For an afterword on Pope Benedict XVI’s visit to the United States, I turn to two old friends who shared some serious thoughts with me regarding papal visits and American Catholicism. I found the contrast and the convergence between them illuminating. Maybe you will, too.
Friend Number One suggested a comparison between Christianity in St. Paul’s day and conditions now, and pointed to a return to Paul’s hope-filled, apostolic spirit as the best antidote to contemporary ills of the Church. Recalling Paul’s letter to the Philippians — the Macedonians who were the first Christian community in Europe — he wrote:
“He urged them to rejoice and stop quarreling. The best was yet to come. He wanted them to know that their petty problems were minor compared with the bright future ahead.
“He spoke to them with a quiet compassion, recognizing that although the Greatest Commandment — to love God with your whole mind, heart, and soul — would bear fruit in the splendors of Christendom, the second great commandment — to love your neighbor — required deep pastoral concern and genuine interest in local problems.”
Today, my friend observed, people sometimes write off Christianity’s prospects in Europe (and in other places as well — including the United States). Paul of Tarsus wouldn’t do that. To the Philippians, Paul hammered home the idea that the remarkable resiliency of the Church is attributable in the end to faith in “a God who…knows how to get up out of the grave.”
It’s the same message that even now comes “pulsing down the centuries to us in every springtime renewal of the Kingdom of God.” We’ve heard it preached by Pope Benedict in these days. But how are we to recapture that spirit and accomplish that result? Here’s where Friend Number Two comes in. He pointed to something that happened — or, more accurately, didn’t happen — after Pope John Paul II’s second U.S. trip in 1987.
After the visit, the American bishops’ conference published the Pope’s talks in a little book with an introduction by the conference president of that day. He wrote that John Paul’s words deserved “close and careful study” so that the trip’s good effects would be “continued long into the future.”
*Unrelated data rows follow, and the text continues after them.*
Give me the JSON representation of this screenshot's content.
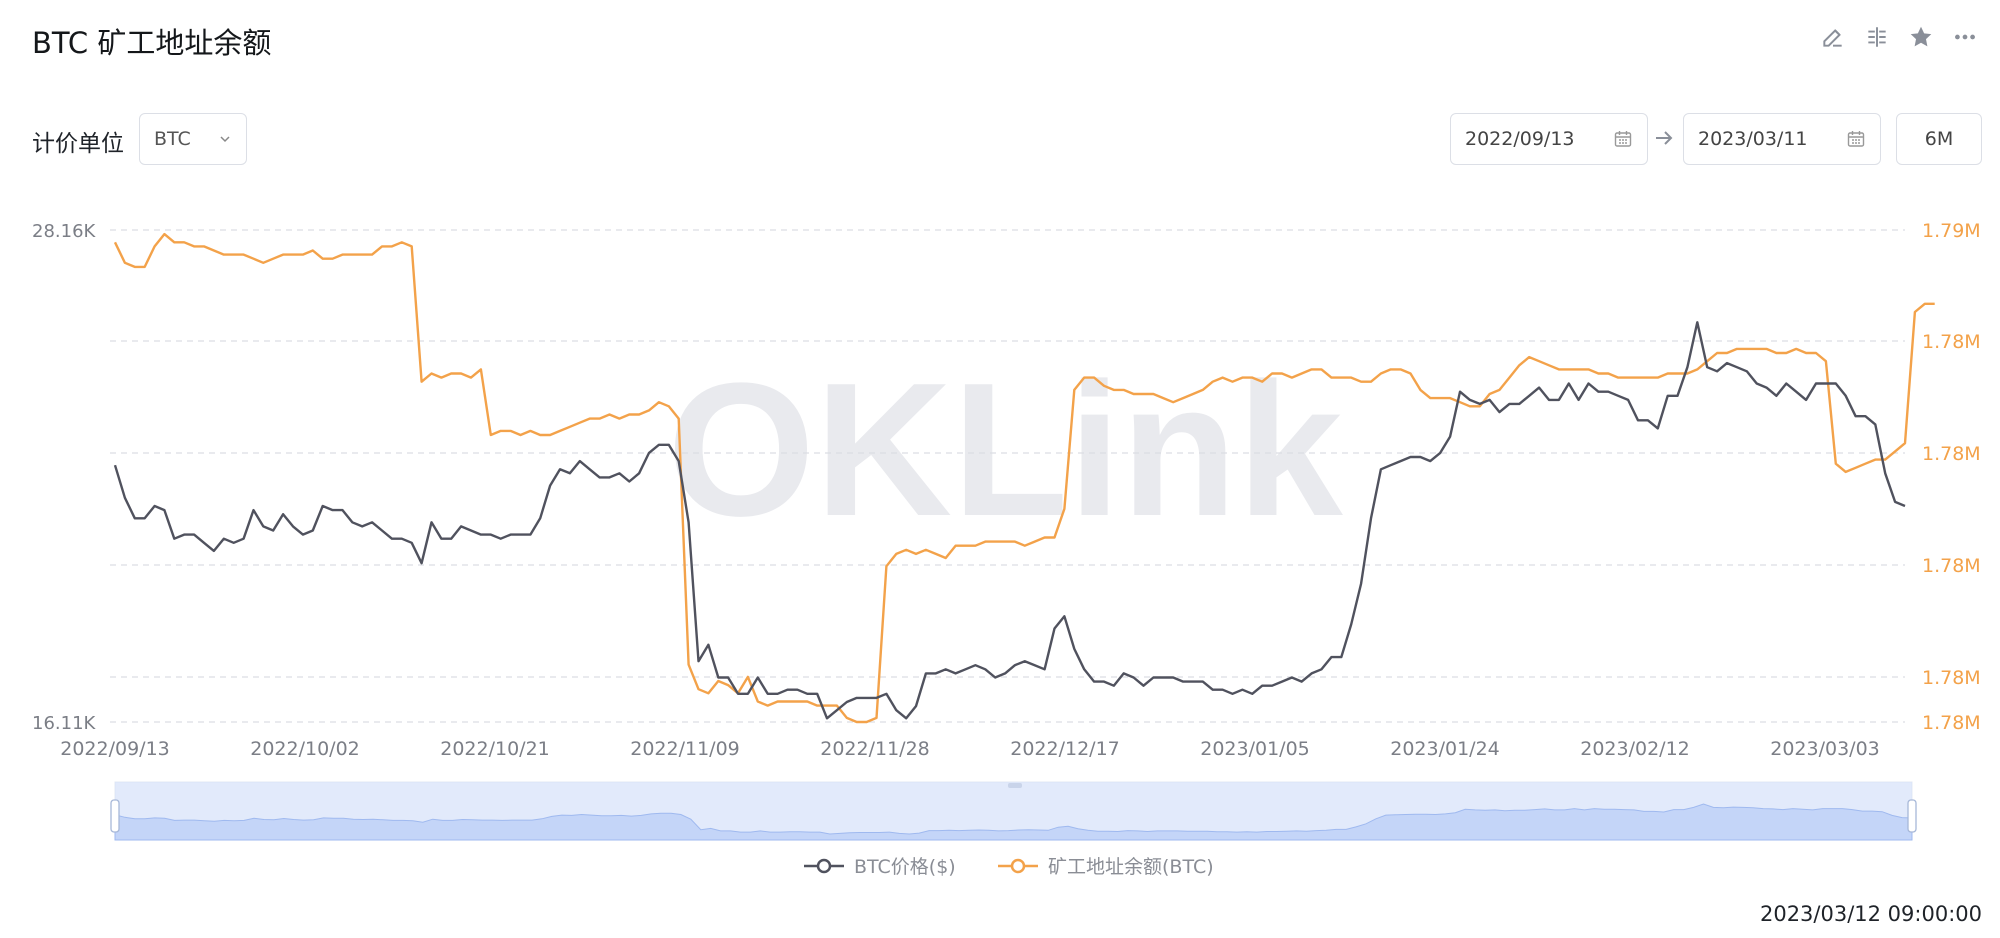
{
  "header": {
    "title": "BTC 矿工地址余额",
    "tools": [
      "edit-icon",
      "split-icon",
      "star-icon",
      "more-icon"
    ]
  },
  "controls": {
    "unit_label": "计价单位",
    "unit_value": "BTC",
    "date_start": "2022/09/13",
    "date_end": "2023/03/11",
    "range": "6M"
  },
  "footer": {
    "timestamp": "2023/03/12 09:00:00"
  },
  "watermark": "OKLink",
  "colors": {
    "price": "#50525e",
    "balance": "#f3a24a",
    "grid": "#dcdde3",
    "navigator": "#dfe8fb"
  },
  "chart_data": {
    "type": "line",
    "x_start": "2022/09/13",
    "x_end": "2023/03/11",
    "x_tick_labels": [
      "2022/09/13",
      "2022/10/02",
      "2022/10/21",
      "2022/11/09",
      "2022/11/28",
      "2022/12/17",
      "2023/01/05",
      "2023/01/24",
      "2023/02/12",
      "2023/03/03"
    ],
    "y_left": {
      "tick_labels": [
        "28.16K",
        "16.11K"
      ],
      "range": [
        16110,
        28160
      ]
    },
    "y_right": {
      "tick_labels": [
        "1.79M",
        "1.78M",
        "1.78M",
        "1.78M",
        "1.78M",
        "1.78M"
      ],
      "range": [
        1778000,
        1790000
      ]
    },
    "grid": true,
    "legend_position": "bottom",
    "series": [
      {
        "name": "BTC价格($)",
        "axis": "left",
        "values": [
          22400,
          21600,
          21100,
          21100,
          21400,
          21300,
          20600,
          20700,
          20700,
          20500,
          20300,
          20600,
          20500,
          20600,
          21300,
          20900,
          20800,
          21200,
          20900,
          20700,
          20800,
          21400,
          21300,
          21300,
          21000,
          20900,
          21000,
          20800,
          20600,
          20600,
          20500,
          20000,
          21000,
          20600,
          20600,
          20900,
          20800,
          20700,
          20700,
          20600,
          20700,
          20700,
          20700,
          21100,
          21900,
          22300,
          22200,
          22500,
          22300,
          22100,
          22100,
          22200,
          22000,
          22200,
          22700,
          22900,
          22900,
          22500,
          21000,
          17600,
          18000,
          17200,
          17200,
          16800,
          16800,
          17200,
          16800,
          16800,
          16900,
          16900,
          16800,
          16800,
          16200,
          16400,
          16600,
          16700,
          16700,
          16700,
          16800,
          16400,
          16200,
          16500,
          17300,
          17300,
          17400,
          17300,
          17400,
          17500,
          17400,
          17200,
          17300,
          17500,
          17600,
          17500,
          17400,
          18400,
          18700,
          17900,
          17400,
          17100,
          17100,
          17000,
          17300,
          17200,
          17000,
          17200,
          17200,
          17200,
          17100,
          17100,
          17100,
          16900,
          16900,
          16800,
          16900,
          16800,
          17000,
          17000,
          17100,
          17200,
          17100,
          17300,
          17400,
          17700,
          17700,
          18500,
          19500,
          21100,
          22300,
          22400,
          22500,
          22600,
          22600,
          22500,
          22700,
          23100,
          24200,
          24000,
          23900,
          24000,
          23700,
          23900,
          23900,
          24100,
          24300,
          24000,
          24000,
          24400,
          24000,
          24400,
          24200,
          24200,
          24100,
          24000,
          23500,
          23500,
          23300,
          24100,
          24100,
          24800,
          25900,
          24800,
          24700,
          24900,
          24800,
          24700,
          24400,
          24300,
          24100,
          24400,
          24200,
          24000,
          24400,
          24400,
          24400,
          24100,
          23600,
          23600,
          23400,
          22200,
          21500,
          21400
        ]
      },
      {
        "name": "矿工地址余额(BTC)",
        "axis": "right",
        "values": [
          1789700,
          1789200,
          1789100,
          1789100,
          1789600,
          1789900,
          1789700,
          1789700,
          1789600,
          1789600,
          1789500,
          1789400,
          1789400,
          1789400,
          1789300,
          1789200,
          1789300,
          1789400,
          1789400,
          1789400,
          1789500,
          1789300,
          1789300,
          1789400,
          1789400,
          1789400,
          1789400,
          1789600,
          1789600,
          1789700,
          1789600,
          1786300,
          1786500,
          1786400,
          1786500,
          1786500,
          1786400,
          1786600,
          1785000,
          1785100,
          1785100,
          1785000,
          1785100,
          1785000,
          1785000,
          1785100,
          1785200,
          1785300,
          1785400,
          1785400,
          1785500,
          1785400,
          1785500,
          1785500,
          1785600,
          1785800,
          1785700,
          1785400,
          1779400,
          1778800,
          1778700,
          1779000,
          1778900,
          1778700,
          1779100,
          1778500,
          1778400,
          1778500,
          1778500,
          1778500,
          1778500,
          1778400,
          1778400,
          1778400,
          1778100,
          1778000,
          1778000,
          1778100,
          1781800,
          1782100,
          1782200,
          1782100,
          1782200,
          1782100,
          1782000,
          1782300,
          1782300,
          1782300,
          1782400,
          1782400,
          1782400,
          1782400,
          1782300,
          1782400,
          1782500,
          1782500,
          1783200,
          1786100,
          1786400,
          1786400,
          1786200,
          1786100,
          1786100,
          1786000,
          1786000,
          1786000,
          1785900,
          1785800,
          1785900,
          1786000,
          1786100,
          1786300,
          1786400,
          1786300,
          1786400,
          1786400,
          1786300,
          1786500,
          1786500,
          1786400,
          1786500,
          1786600,
          1786600,
          1786400,
          1786400,
          1786400,
          1786300,
          1786300,
          1786500,
          1786600,
          1786600,
          1786500,
          1786100,
          1785900,
          1785900,
          1785900,
          1785800,
          1785700,
          1785700,
          1786000,
          1786100,
          1786400,
          1786700,
          1786900,
          1786800,
          1786700,
          1786600,
          1786600,
          1786600,
          1786600,
          1786500,
          1786500,
          1786400,
          1786400,
          1786400,
          1786400,
          1786400,
          1786500,
          1786500,
          1786500,
          1786600,
          1786800,
          1787000,
          1787000,
          1787100,
          1787100,
          1787100,
          1787100,
          1787000,
          1787000,
          1787100,
          1787000,
          1787000,
          1786800,
          1784300,
          1784100,
          1784200,
          1784300,
          1784400,
          1784400,
          1784600,
          1784800,
          1788000,
          1788200,
          1788200
        ]
      }
    ]
  }
}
The book has long since gone out of print, my friend remarked, it’s a stretch to imagine anyone but historians reading those talks now, and much of what the Pope called for then has not been realized.
That’s particularly so, he said, where John Paul’s appeals for a revival of the sacrament of Penance are concerned.
The sacrament’s potential for renewing the Church was nothing short of “immeasurable,” the Pope insisted. Yet its reception by American Catholics was way down. It remains so today. Whereas 80% of American Catholics went to confession at least yearly in the 1950s and 1960s, by 2005 more than half said they never receive the sacrament of reconciliation.
Dickens called the era of the French Revolution the best and worst of times, but all times are like that, mixed bags of darkness and light. Certainly that’s how things stand with American Catholicism today. And at this troubled moment, the Holy Father has proclaimed a Year of St. Paul.
May that great Apostle lead us back to faith like his, as Friend Number One urged. And may American Catholics in large numbers grasp the truth of what friend Number Two said: Reviving the sacrament of Penance is central to an authentic revival of our faith. It’s the key to the spiritual renewal of American Catholicism to which Pope Benedict has summoned us all.